Concerns needs help :-

a.) How the same can be achieved by avoiding the Secondary Indices ! We don't have any secondary indexes on production and would want to avoid them.

b.) is there a way where aforementioned kind of reports can be generated, Since we DON'T have MYSQL / RDBMS replicating the data unnderneath !

c.) Are frequent aerospike SET scans leads to deterioration in performance ?

1

There are 1 answers

0
sunil On

Aerospike can scan/query for records whose 'last update time'(LUT) is greater than a particular value. Assuming that there are no other updates for the set that you are talking about, you should be able to exploit this feature. Also, it seems like you need to know only the count and do not need the details of users you acquired in the last one hour. In that case, you can avoid getting bin data, which is going to make the scan/query even more efficient.

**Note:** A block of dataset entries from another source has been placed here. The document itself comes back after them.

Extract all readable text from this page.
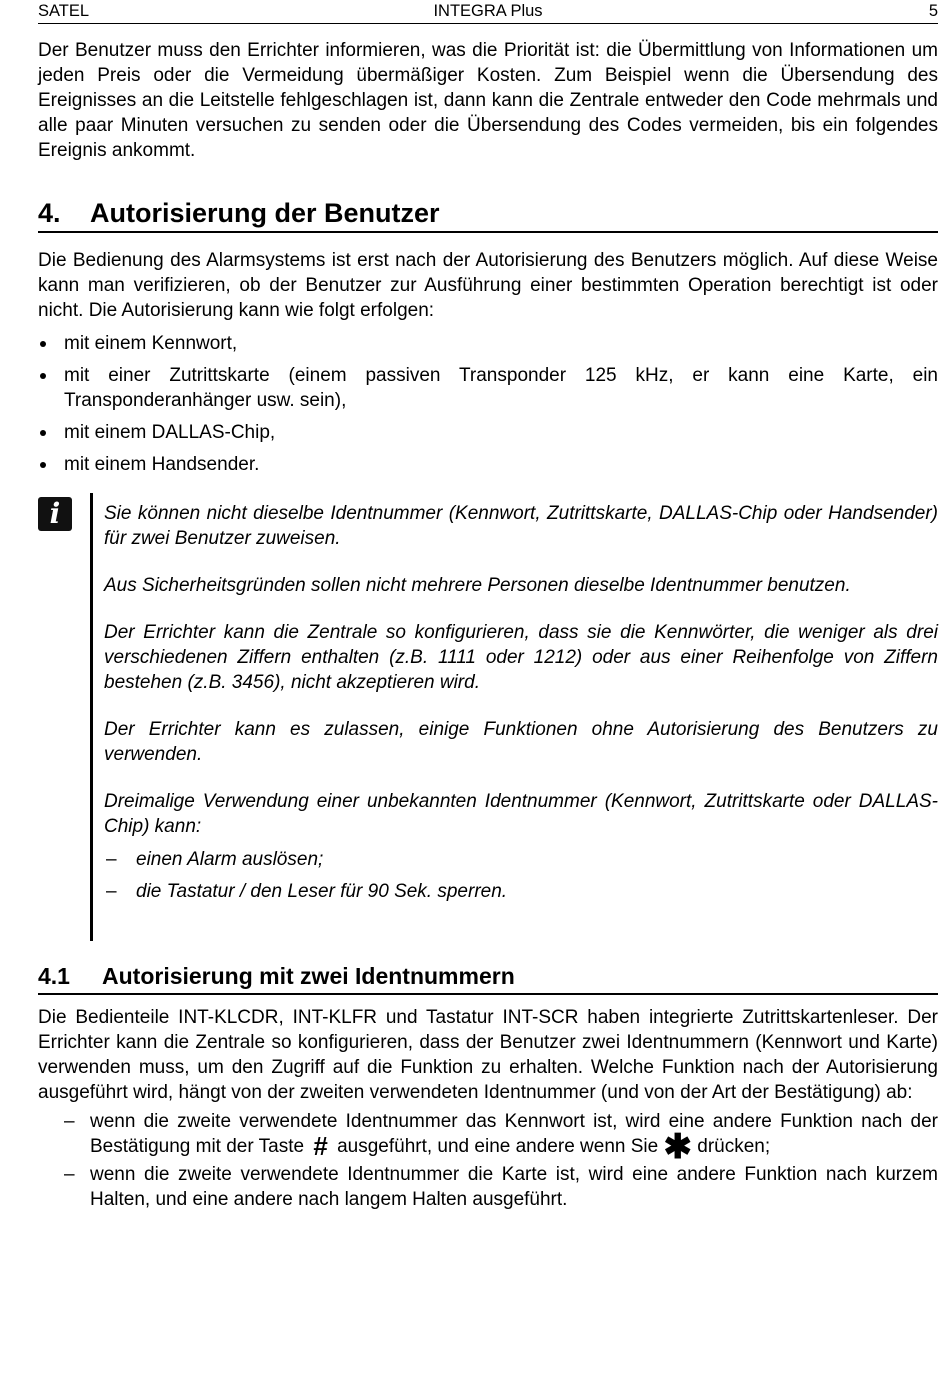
SATEL	INTEGRA Plus	5

Der Benutzer muss den Errichter informieren, was die Priorität ist: die Übermittlung von Informationen um jeden Preis oder die Vermeidung übermäßiger Kosten. Zum Beispiel wenn die Übersendung des Ereignisses an die Leitstelle fehlgeschlagen ist, dann kann die Zentrale entweder den Code mehrmals und alle paar Minuten versuchen zu senden oder die Übersendung des Codes vermeiden, bis ein folgendes Ereignis ankommt.

4. Autorisierung der Benutzer

Die Bedienung des Alarmsystems ist erst nach der Autorisierung des Benutzers möglich. Auf diese Weise kann man verifizieren, ob der Benutzer zur Ausführung einer bestimmten Operation berechtigt ist oder nicht. Die Autorisierung kann wie folgt erfolgen:

mit einem Kennwort,
mit einer Zutrittskarte (einem passiven Transponder 125 kHz, er kann eine Karte, ein Transponderanhänger usw. sein),
mit einem DALLAS-Chip,
mit einem Handsender.
i	Sie können nicht dieselbe Identnummer (Kennwort, Zutrittskarte, DALLAS-Chip oder Handsender) für zwei Benutzer zuweisen.

Aus Sicherheitsgründen sollen nicht mehrere Personen dieselbe Identnummer benutzen.

Der Errichter kann die Zentrale so konfigurieren, dass sie die Kennwörter, die weniger als drei verschiedenen Ziffern enthalten (z.B. 1111 oder 1212) oder aus einer Reihenfolge von Ziffern bestehen (z.B. 3456), nicht akzeptieren wird.

Der Errichter kann es zulassen, einige Funktionen ohne Autorisierung des Benutzers zu verwenden.

Dreimalige Verwendung einer unbekannten Identnummer (Kennwort, Zutrittskarte oder DALLAS-Chip) kann:

– einen Alarm auslösen;
– die Tastatur / den Leser für 90 Sek. sperren.
4.1 Autorisierung mit zwei Identnummern

Die Bedienteile INT-KLCDR, INT-KLFR und Tastatur INT-SCR haben integrierte Zutrittskartenleser. Der Errichter kann die Zentrale so konfigurieren, dass der Benutzer zwei Identnummern (Kennwort und Karte) verwenden muss, um den Zugriff auf die Funktion zu erhalten. Welche Funktion nach der Autorisierung ausgeführt wird, hängt von der zweiten verwendeten Identnummer (und von der Art der Bestätigung) ab:

– wenn die zweite verwendete Identnummer das Kennwort ist, wird eine andere Funktion nach der Bestätigung mit der Taste # ausgeführt, und eine andere wenn Sie ✱ drücken;
– wenn die zweite verwendete Identnummer die Karte ist, wird eine andere Funktion nach kurzem Halten, und eine andere nach langem Halten ausgeführt.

Aerospike scan based on LUT is going to be efficient as LUT is part of the primary index and in memory. However, each scan needs to walk the entire in-memory primary index to compare LUTs. So, it is not as efficient as secondary index, but it possibly is still a better tradeoff overall given the other overheads with secondary indices. But be careful not to overwhelm the system with too many scans. May be you can cache summary in aerospike itself and keep refreshing it.

You can take a look at the java client example on how to do a scan with predicate expression (query without a where clause on a bin). Refer to runQuery2 function in the example. You do not need an end time for your use case. To avoid fetching bin data, you can set the includeBinData to false in the QueryPolicy.